Imagine this.
You have just witnessed your child break up with someone or get the results of a bad assignment or broken some unpleasant news to them. They take a party-pack size of chips, heaps of cake, a tub of ice cream, and a bundle of fries to their room. The room is locked and they begin to stuff their bodies with food.
Have you ever been in a similar situation? Do you ever feel like eating is just a way to make them feel better, so you do not get involved? You let them be, only for them to wallow themselves in a bubble of obnoxious amounts of food. This is called emotional eating.
Emotional eating is when you use food as a coping mechanism for your feelings, rather than to satiate hunger. While you may be temporarily comforted, emotional eating has detrimental effects on your health, weight, and overall well-being.
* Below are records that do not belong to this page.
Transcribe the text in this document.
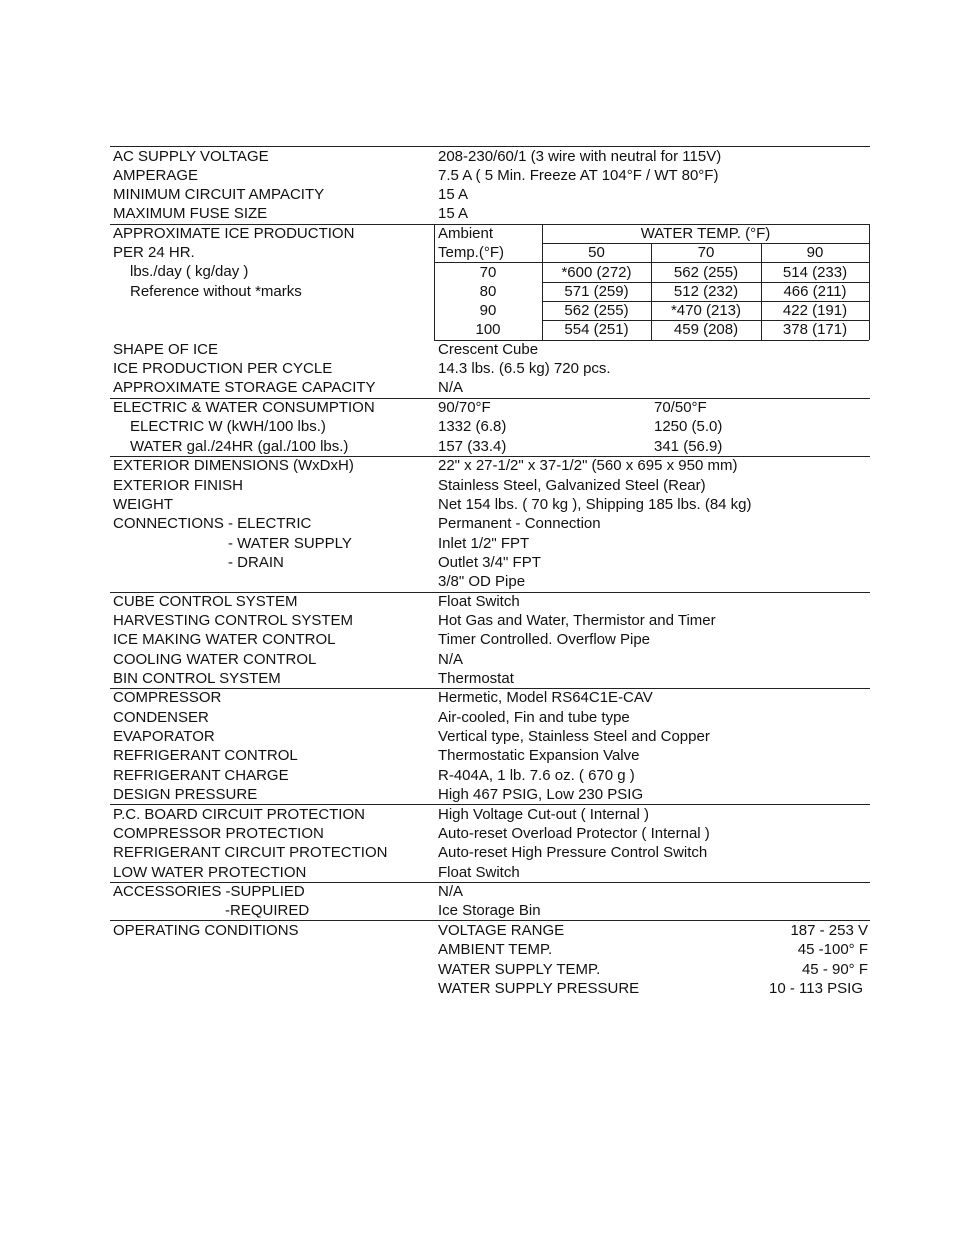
AC SUPPLY VOLTAGE	208-230/60/1 (3 wire with neutral for 115V)
AMPERAGE	7.5 A ( 5 Min. Freeze AT 104°F / WT 80°F)
MINIMUM CIRCUIT AMPACITY	15 A
MAXIMUM FUSE SIZE	15 A
APPROXIMATE ICE PRODUCTION
PER 24 HR.
lbs./day ( kg/day )
Reference without *marks
Ambient
Temp.(°F)
WATER TEMP. (°F)
50	70	90
70	*600 (272)	562 (255)	514 (233)
80	571 (259)	512 (232)	466 (211)
90	562 (255)	*470 (213)	422 (191)
100	554 (251)	459 (208)	378 (171)
SHAPE OF ICE	Crescent Cube
ICE PRODUCTION PER CYCLE	14.3 lbs. (6.5 kg) 720 pcs.
APPROXIMATE STORAGE CAPACITY	N/A
ELECTRIC & WATER CONSUMPTION	90/70°F	70/50°F
ELECTRIC W (kWH/100 lbs.)	1332 (6.8)	1250 (5.0)
WATER gal./24HR (gal./100 lbs.)	157 (33.4)	341 (56.9)
EXTERIOR DIMENSIONS (WxDxH)	22" x 27-1/2" x 37-1/2" (560 x 695 x 950 mm)
EXTERIOR FINISH	Stainless Steel, Galvanized Steel (Rear)
WEIGHT	Net 154 lbs. ( 70 kg ), Shipping 185 lbs. (84 kg)
CONNECTIONS - ELECTRIC	Permanent - Connection
- WATER SUPPLY	Inlet 1/2" FPT
- DRAIN	Outlet 3/4" FPT
3/8" OD Pipe
CUBE CONTROL SYSTEM	Float Switch
HARVESTING CONTROL SYSTEM	Hot Gas and Water, Thermistor and Timer
ICE MAKING WATER CONTROL	Timer Controlled. Overflow Pipe
COOLING WATER CONTROL	N/A
BIN CONTROL SYSTEM	Thermostat
COMPRESSOR	Hermetic, Model RS64C1E-CAV
CONDENSER	Air-cooled, Fin and tube type
EVAPORATOR	Vertical type, Stainless Steel and Copper
REFRIGERANT CONTROL	Thermostatic Expansion Valve
REFRIGERANT CHARGE	R-404A, 1 lb. 7.6 oz. ( 670 g )
DESIGN PRESSURE	High 467 PSIG, Low 230 PSIG
P.C. BOARD CIRCUIT PROTECTION	High Voltage Cut-out ( Internal )
COMPRESSOR PROTECTION	Auto-reset Overload Protector ( Internal )
REFRIGERANT CIRCUIT PROTECTION	Auto-reset High Pressure Control Switch
LOW WATER PROTECTION	Float Switch
ACCESSORIES -SUPPLIED	N/A
-REQUIRED	Ice Storage Bin
OPERATING CONDITIONS	VOLTAGE RANGE	187 - 253 V
AMBIENT TEMP.	45 -100° F
WATER SUPPLY TEMP.	45 - 90° F
WATER SUPPLY PRESSURE	10 - 113 PSIG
It usually stems from the teenage years, but if children do not know how to deal with it early on, it is sure to carry into adulthood.
How Can I Help My Child?
The first step to helping your child is identification and communication.
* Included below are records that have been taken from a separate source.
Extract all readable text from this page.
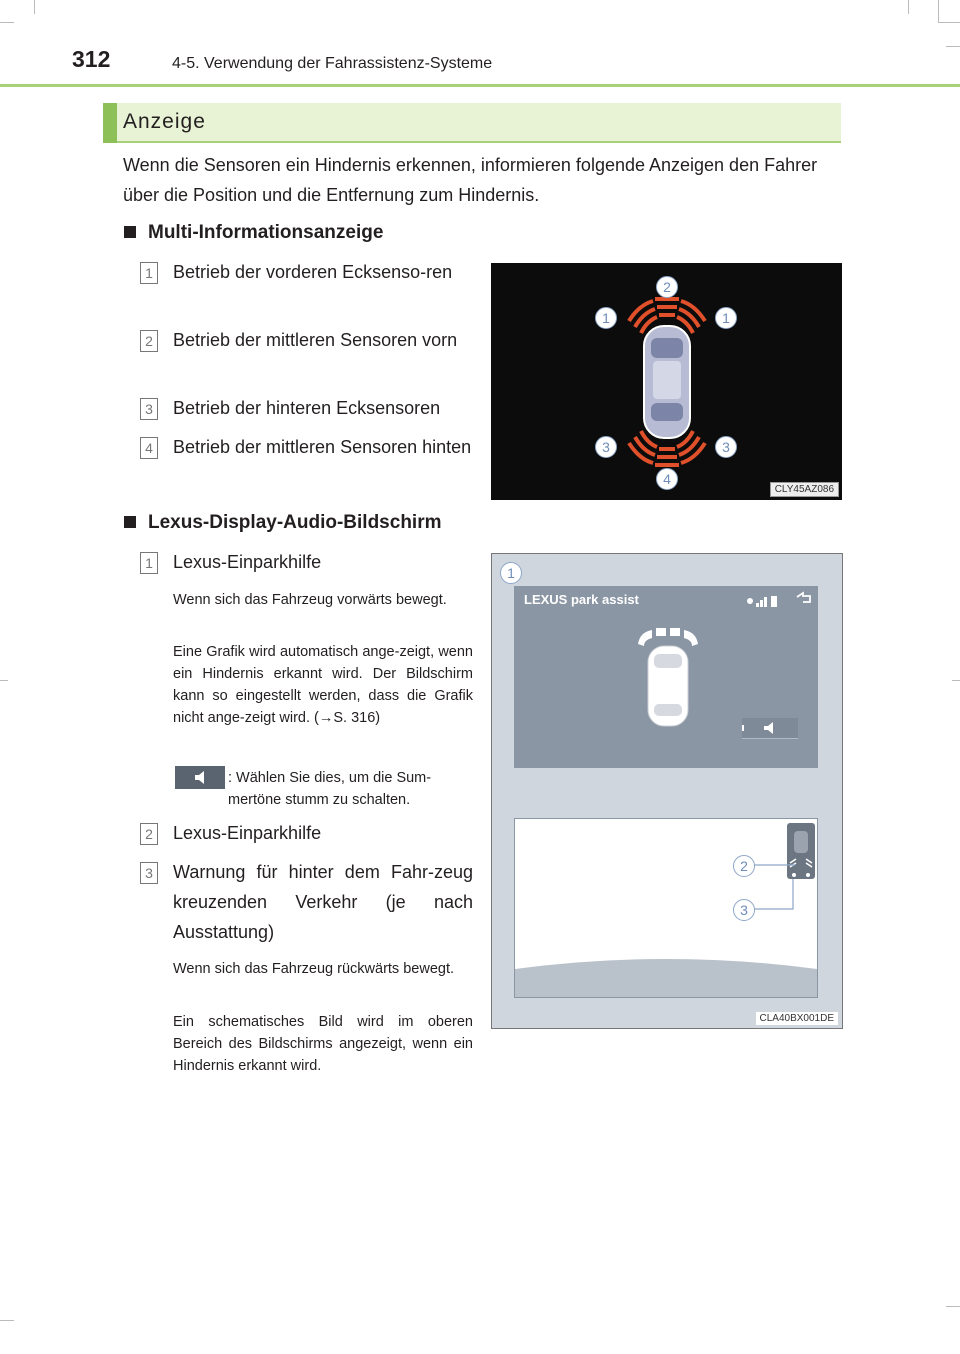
312	4-5. Verwendung der Fahrassistenz-Systeme
Anzeige
Wenn die Sensoren ein Hindernis erkennen, informieren folgende Anzeigen den Fahrer über die Position und die Entfernung zum Hindernis.
Multi-Informationsanzeige
1 Betrieb der vorderen Ecksenso-ren
2 Betrieb der mittleren Sensoren vorn
3 Betrieb der hinteren Ecksensoren
4 Betrieb der mittleren Sensoren hinten
2
1	1
3	3
4
CLY45AZ086
Lexus-Display-Audio-Bildschirm
1 Lexus-Einparkhilfe
Wenn sich das Fahrzeug vorwärts bewegt.
Eine Grafik wird automatisch ange-zeigt, wenn ein Hindernis erkannt wird. Der Bildschirm kann so eingestellt werden, dass die Grafik nicht ange-zeigt wird. (→S. 316)
: Wählen Sie dies, um die Sum-mertöne stumm zu schalten.
2 Lexus-Einparkhilfe
3 Warnung für hinter dem Fahr-zeug kreuzenden Verkehr (je nach Ausstattung)
Wenn sich das Fahrzeug rückwärts bewegt.
Ein schematisches Bild wird im oberen Bereich des Bildschirms angezeigt, wenn ein Hindernis erkannt wird.
1
LEXUS park assist
2
3
CLA40BX001DE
If you ever observe your teenager eating sporadically under specific conditions (near exams, before or after meeting friends, after a sudden event, etc.), eating more than normal, and feeling guilty after, it’s a good time to communicate with your child.
Ask them questions that will make them identify a toxic eating pattern by themselves.
Sit with them and get them to ask themselves these questions.
- Am I eating more when I am stressed?
- Do I eat food even when I am stuffed?
- Do I eat food to bury my emotions? (sadness, anger, boredom, anxiousness)
- Do I often reward myself with food?
- Is food my safe place?
- Do I feel powerless around food?
It is important for them to realize that eating will not fix emotional problems, but will only make them worse. This usually leads to an emotional eating cycle, which requires a lot of mindfulness to break.
Now is the most important part. Be a part of their journey to recovery.
Breaking the cycle needs patience. A lot of it. Initially, spend more time with your child, especially not only during meals. Encourage your child to make a list of emotions that trigger eating.
Maintaining an emotional eating journal is a great way to help identify a pattern and break it. If you ever catch your child bored, procrastinating, stressed out, or tired, suggest (but DO NOT IMPOSE) an activity instead.
Emotional eating tends to be mindless and automatic. Here is a great time to introduce the ‘5-minute rule’. Every time you catch your teenager at the brink of giving in, ask if they can put off eating for 5 minutes to understand what they are feeling. Reinstating such a habit fosters an environment of self-awareness.
A shift in lifestyle also encourages a shift in mindset. With good sleep, enough human interaction, and daily exercise, you are sure to be on the journey to recovery.
If you feel like the process is stagnating, get professional help. Emotional eating is very different from an emotional eating disorder, which needs professional help to cure.
Be there for your child. Do not shame them for their ‘bad habits. Help your child build a healthy relationship between emotions and food.